When they put you in my arms, you felt small and helpless as
you pressed your body into me, fearful and unsure. You looked up into my face
and held my gaze, and as I cried tears of joy, you must have felt a kind of
terror I’ve never known. It was a transfer—a passing—from one life to the next,
and I will never know what you left behind in that moment.
I gained you, dear boy, and you lost a country and a
culture—when so many months before that you had lost even more: your family and the
potential for life in the place that was your first home.
In my arms you felt strange—smelled strange—but I clung to
you just as you did me, and when I put you in your daddy’s arms, he began to
rock you and sing to you, just as he did with our first two babies. It was that
moment—watching the two of you together—that broke the spell of my worry and grounded me—watching Daddy sway
back and forth with you, his quiet tenor voice humming the same hymn he sang to
our first two babies for so many months.
When he handed you back to me again and I snuggled you
close, I made the same promise to you that I made to your brother and sister—to
be your mama forever, to take care of you always.
You came to me a different way, birthed in my heart, but
that moment of your “gotcha” haunts me in the same way I’m haunted by my
laboring to birth your sister and brother. It was a passage for them from the
womb-world of warmth and quiet to the bright, cold reality of lights
and harsh noises and always needing something more.
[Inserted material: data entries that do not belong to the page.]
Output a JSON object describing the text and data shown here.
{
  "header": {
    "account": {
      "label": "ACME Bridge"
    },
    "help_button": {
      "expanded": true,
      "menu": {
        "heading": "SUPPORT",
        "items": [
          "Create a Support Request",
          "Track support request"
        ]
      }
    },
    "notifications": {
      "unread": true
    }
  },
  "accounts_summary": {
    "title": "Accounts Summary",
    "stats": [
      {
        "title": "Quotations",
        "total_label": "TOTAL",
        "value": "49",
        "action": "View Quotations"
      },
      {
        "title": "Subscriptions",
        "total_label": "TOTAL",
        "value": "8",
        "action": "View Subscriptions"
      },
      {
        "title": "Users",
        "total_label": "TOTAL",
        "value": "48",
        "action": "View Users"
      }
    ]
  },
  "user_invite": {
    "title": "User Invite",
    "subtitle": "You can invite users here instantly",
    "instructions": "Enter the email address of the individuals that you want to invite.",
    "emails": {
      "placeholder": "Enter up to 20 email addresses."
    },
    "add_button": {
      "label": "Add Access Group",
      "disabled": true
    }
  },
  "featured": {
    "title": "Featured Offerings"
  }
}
But your birth from womb to world had already occurred, and
that moment signified something more than separation from your mama’s body to
her arms. Somewhere along the way, you were also pulled (or handed) from that
mama’s arms to a new strange place, where you learned to calm your own cries
and to stop asking for what you needed. You didn't know there was more to need by the time I met you.
When you arrived in my arms, you didn’t know warmth or
softness or the lull of a mama’s voice. You had to learn those things, and I
will always be haunted by all that you were asked to give up in the first few
days of your life.
And that day, when I finally “gotcha,” you once again gave
up what was familiar to you and held me tight with your
body, and you birthed yourself into my arms and my heart and my life. And your dad's too.
I am so grateful, my brave boy, that you made that
choice. That you chose to trust me and your dad, that you decided to embrace
this new life we are helping to make for you.
And today, though I am across the country from you in body,
you are near to my heart and my mind.
I will not forget the first moment I held you.
And I will also never forget what it cost you to be a willing participant in your birthing into this new life.
I will not forget the first moment I held you.
And I will also never forget what it cost you to be a willing participant in your birthing into this new life.